Other probiotics others have had some success with are Culturelle, PB-8, Align, Florastor. I've tried most of those without much improvement in function. The amount of probiotic you get in most any yogurt is miniscule in comparison to a supplement.

Imodium (loperamide) is used frequently as a maintenance treatment for high output. However, if this is pouchitis, it probably won't help much.
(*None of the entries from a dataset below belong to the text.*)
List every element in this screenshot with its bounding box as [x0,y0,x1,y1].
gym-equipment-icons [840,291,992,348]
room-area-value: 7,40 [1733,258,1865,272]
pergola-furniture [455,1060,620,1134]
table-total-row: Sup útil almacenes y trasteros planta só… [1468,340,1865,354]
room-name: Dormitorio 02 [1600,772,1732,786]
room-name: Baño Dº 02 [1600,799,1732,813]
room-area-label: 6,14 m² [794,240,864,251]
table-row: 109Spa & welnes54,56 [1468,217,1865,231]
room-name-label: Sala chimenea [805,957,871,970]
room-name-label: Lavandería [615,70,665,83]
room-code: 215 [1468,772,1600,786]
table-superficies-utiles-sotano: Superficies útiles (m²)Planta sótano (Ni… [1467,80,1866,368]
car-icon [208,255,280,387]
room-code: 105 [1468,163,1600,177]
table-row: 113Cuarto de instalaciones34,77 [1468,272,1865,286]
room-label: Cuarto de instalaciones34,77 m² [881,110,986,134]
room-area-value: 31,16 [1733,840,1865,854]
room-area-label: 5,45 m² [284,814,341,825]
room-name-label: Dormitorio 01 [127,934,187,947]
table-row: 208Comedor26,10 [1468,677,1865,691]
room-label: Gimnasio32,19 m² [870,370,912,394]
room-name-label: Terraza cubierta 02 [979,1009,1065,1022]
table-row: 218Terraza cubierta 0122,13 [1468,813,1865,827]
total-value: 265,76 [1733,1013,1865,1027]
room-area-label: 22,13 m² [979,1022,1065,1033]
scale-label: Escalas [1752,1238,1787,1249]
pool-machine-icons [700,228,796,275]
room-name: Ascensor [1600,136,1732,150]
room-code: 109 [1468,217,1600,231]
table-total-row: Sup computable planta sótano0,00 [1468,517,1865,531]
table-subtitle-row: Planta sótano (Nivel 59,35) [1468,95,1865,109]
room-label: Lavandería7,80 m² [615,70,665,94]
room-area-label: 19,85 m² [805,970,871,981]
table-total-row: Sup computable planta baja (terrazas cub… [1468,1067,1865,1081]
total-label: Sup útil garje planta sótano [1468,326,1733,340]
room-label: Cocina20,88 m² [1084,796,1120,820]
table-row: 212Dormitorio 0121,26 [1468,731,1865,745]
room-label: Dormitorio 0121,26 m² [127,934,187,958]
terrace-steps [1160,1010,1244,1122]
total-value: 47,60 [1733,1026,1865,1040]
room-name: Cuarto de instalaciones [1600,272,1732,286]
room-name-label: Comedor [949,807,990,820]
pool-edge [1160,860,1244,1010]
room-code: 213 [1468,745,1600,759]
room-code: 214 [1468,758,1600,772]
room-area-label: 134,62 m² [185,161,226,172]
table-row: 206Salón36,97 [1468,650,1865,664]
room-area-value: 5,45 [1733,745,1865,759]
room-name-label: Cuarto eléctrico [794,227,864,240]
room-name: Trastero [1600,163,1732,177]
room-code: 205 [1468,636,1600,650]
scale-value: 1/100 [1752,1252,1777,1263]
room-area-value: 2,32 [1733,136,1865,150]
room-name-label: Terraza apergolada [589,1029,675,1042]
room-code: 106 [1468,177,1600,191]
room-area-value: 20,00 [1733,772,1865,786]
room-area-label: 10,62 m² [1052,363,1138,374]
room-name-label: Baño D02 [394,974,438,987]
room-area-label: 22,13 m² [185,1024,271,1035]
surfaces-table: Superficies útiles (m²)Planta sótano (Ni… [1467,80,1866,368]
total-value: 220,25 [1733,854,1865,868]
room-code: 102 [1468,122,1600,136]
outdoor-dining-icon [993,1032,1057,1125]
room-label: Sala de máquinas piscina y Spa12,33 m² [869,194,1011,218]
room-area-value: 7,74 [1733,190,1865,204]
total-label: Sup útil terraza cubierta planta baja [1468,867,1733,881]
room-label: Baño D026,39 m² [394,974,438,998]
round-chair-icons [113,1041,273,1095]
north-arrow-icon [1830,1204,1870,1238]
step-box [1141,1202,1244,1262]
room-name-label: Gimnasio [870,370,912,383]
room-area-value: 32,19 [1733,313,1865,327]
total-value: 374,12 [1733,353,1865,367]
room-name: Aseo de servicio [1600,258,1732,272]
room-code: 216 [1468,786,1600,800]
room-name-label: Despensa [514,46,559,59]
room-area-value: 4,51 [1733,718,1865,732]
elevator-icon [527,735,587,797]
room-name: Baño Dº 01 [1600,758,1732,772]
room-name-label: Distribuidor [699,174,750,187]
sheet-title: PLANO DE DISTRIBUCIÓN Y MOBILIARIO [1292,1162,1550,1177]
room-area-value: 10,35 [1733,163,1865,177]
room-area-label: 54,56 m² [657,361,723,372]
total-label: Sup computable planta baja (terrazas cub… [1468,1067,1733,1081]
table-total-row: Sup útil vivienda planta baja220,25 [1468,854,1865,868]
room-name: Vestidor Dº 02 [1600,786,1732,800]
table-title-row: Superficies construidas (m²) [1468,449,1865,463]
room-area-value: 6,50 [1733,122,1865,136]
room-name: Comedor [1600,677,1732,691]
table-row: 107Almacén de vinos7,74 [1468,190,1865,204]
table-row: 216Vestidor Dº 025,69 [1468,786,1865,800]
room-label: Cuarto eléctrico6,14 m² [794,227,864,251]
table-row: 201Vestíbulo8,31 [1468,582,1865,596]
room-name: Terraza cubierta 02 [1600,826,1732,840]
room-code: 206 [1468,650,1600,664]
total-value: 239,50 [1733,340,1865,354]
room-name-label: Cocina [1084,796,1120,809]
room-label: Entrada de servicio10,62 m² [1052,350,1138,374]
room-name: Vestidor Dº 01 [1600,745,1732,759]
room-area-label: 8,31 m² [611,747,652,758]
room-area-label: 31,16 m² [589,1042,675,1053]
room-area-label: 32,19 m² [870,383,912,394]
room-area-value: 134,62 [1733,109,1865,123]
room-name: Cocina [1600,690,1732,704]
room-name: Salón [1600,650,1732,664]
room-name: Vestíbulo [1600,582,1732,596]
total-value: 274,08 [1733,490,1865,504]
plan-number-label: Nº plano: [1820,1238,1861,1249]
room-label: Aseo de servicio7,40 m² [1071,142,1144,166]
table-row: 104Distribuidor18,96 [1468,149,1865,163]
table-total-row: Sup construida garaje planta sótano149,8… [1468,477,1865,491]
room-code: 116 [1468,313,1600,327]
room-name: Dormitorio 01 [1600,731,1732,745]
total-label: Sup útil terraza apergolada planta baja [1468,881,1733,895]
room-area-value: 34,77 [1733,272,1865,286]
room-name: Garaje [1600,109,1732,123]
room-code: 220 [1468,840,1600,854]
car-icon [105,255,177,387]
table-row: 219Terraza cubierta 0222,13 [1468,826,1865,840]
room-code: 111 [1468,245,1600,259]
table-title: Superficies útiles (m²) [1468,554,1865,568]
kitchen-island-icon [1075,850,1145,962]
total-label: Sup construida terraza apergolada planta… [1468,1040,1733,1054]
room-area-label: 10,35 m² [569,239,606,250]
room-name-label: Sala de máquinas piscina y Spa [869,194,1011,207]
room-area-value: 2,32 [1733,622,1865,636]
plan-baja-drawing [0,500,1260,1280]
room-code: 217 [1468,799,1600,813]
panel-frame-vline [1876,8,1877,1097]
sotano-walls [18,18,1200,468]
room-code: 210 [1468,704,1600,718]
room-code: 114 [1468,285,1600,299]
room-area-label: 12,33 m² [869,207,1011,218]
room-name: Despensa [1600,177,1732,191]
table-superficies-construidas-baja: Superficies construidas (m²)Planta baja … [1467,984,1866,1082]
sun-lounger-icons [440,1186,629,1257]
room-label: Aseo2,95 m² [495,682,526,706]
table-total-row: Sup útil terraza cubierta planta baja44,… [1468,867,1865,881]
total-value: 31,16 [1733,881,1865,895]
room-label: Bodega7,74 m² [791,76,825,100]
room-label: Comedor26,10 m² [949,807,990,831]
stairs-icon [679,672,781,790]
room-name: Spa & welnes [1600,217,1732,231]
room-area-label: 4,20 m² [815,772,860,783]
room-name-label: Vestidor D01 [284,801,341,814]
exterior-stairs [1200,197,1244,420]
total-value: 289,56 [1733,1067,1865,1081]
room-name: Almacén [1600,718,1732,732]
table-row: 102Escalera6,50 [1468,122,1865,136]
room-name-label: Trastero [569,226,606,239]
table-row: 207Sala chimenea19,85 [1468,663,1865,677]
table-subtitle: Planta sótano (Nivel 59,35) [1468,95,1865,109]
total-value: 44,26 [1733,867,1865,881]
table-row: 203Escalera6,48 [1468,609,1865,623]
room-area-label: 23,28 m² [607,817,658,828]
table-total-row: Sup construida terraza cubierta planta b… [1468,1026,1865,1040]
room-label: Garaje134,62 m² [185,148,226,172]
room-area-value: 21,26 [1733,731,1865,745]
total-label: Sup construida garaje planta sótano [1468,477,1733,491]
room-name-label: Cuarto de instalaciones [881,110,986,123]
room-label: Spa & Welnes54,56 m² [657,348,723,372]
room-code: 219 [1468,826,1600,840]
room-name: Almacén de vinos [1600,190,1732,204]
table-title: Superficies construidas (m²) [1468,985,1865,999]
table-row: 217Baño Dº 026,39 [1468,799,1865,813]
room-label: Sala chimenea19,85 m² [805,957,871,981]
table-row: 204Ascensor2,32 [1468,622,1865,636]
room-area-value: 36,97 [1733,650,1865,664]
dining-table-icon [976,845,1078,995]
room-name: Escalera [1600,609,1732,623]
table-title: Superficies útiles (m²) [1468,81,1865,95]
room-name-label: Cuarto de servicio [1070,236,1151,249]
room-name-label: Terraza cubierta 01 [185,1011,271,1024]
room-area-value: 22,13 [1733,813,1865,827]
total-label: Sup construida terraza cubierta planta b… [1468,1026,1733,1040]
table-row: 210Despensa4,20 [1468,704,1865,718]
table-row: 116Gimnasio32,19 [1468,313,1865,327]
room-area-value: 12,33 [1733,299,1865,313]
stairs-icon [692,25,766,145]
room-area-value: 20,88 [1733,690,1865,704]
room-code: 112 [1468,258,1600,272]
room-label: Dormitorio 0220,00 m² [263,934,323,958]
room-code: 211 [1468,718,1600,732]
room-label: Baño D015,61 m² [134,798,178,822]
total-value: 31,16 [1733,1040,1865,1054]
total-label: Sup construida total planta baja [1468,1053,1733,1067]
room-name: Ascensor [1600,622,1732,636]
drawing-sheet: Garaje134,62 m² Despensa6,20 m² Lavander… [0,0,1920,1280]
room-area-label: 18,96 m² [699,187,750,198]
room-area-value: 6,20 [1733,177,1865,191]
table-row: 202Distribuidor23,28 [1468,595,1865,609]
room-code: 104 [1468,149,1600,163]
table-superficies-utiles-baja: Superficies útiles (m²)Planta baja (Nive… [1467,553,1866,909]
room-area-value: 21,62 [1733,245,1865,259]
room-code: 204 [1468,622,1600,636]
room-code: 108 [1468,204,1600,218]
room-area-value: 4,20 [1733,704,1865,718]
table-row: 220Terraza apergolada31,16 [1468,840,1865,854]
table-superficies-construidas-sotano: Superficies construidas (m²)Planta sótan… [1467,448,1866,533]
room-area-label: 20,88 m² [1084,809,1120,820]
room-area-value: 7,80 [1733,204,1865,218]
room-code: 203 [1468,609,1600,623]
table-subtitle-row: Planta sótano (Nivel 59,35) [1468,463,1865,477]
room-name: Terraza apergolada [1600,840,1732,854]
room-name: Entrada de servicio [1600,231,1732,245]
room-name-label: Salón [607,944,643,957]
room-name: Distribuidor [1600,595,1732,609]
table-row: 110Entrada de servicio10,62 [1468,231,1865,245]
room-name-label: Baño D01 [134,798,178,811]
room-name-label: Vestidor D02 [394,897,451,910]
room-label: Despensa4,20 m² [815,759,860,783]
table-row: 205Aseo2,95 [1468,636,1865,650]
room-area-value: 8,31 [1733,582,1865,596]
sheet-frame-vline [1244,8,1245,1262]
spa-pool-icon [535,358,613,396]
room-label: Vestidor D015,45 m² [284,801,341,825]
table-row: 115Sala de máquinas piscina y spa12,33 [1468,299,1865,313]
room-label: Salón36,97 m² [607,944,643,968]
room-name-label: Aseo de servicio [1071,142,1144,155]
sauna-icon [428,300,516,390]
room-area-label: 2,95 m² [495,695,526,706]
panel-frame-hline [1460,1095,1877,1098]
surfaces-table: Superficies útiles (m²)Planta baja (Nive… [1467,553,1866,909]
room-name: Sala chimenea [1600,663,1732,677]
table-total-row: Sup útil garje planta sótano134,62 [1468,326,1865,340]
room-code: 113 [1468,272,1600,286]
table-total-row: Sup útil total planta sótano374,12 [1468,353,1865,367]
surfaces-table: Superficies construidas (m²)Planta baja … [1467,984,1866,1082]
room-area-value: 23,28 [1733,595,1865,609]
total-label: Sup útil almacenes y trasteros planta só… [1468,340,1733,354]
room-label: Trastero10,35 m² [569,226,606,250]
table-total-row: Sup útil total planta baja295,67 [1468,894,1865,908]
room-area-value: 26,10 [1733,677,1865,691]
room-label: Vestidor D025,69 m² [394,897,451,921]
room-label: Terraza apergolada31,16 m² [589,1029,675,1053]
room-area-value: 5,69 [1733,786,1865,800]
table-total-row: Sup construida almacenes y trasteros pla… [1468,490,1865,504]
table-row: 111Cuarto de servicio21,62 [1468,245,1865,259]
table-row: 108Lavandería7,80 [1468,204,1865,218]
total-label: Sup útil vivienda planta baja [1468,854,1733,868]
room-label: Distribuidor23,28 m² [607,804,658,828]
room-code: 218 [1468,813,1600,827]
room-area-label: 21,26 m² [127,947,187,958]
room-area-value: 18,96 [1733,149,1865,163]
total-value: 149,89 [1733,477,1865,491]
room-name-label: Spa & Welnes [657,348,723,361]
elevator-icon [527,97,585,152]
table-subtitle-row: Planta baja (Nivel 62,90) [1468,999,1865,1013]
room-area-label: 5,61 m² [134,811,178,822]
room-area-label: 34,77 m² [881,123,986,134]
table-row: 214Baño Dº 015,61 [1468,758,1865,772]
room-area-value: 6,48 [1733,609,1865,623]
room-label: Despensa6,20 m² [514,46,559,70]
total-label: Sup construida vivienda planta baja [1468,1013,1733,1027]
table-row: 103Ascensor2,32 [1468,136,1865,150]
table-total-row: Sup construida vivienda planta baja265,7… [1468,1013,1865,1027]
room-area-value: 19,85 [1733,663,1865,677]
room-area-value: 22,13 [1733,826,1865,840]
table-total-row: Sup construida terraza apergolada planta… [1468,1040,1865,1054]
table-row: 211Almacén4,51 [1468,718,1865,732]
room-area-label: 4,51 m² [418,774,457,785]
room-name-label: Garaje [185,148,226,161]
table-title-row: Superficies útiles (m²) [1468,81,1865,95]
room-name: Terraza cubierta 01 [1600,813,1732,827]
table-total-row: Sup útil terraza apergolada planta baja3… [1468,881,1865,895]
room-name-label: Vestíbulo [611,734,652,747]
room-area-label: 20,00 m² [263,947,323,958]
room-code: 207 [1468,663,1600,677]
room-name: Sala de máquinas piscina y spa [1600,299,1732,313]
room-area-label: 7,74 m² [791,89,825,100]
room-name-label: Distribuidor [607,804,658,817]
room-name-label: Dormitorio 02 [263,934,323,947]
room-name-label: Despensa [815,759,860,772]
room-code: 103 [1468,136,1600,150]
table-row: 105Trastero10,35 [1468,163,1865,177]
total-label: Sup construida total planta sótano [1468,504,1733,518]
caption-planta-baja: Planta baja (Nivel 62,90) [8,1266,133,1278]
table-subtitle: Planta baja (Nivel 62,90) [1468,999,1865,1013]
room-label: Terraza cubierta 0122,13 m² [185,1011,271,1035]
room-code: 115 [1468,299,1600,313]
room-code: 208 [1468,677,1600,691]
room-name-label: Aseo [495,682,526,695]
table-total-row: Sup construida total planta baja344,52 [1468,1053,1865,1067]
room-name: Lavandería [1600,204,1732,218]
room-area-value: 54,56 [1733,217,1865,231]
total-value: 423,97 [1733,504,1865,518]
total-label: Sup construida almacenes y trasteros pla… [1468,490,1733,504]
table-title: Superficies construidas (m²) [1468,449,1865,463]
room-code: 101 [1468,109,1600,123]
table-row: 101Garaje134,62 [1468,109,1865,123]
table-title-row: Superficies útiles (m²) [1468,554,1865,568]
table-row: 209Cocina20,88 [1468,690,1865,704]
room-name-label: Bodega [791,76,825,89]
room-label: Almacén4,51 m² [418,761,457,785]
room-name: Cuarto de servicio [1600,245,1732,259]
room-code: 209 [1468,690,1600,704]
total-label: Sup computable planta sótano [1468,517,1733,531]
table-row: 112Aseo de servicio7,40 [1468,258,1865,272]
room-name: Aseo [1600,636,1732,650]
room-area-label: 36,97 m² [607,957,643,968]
The fact that you are experiencing new symptoms points to pouchitis.

Jan

this is actually eye opening to this old jpoucher. in the past i never identified pouchitis with nighttime incontinence. but two months ago i began to have routine nighttime incontinence and i couldn't figure what the hell was going on. i mean i have had incontinence periodically but it was episodic not never ending and this was happening for 2 weeks, i finally decided to try some flagyl and bam, it stopped immediately. as my doc and i discussed over my recent dilation pouchoscopy (cooler than chatting over coffee) she said that my likely ischemic caused pouchitis might very well manifest differently for me. nb: this ischemic pouchitis is presumed to be from my marathon training, which is now over, so we shall see if this can calm forthwith. longer story is that in hindsight just before my very first full marathon in jan 14, i was also experiencing regular nightly accidents but i didn't identify the pouchitis then. BUT as ive read here it seems for many that nighttime incontinence seems to be a sign of pouchitis. interesting.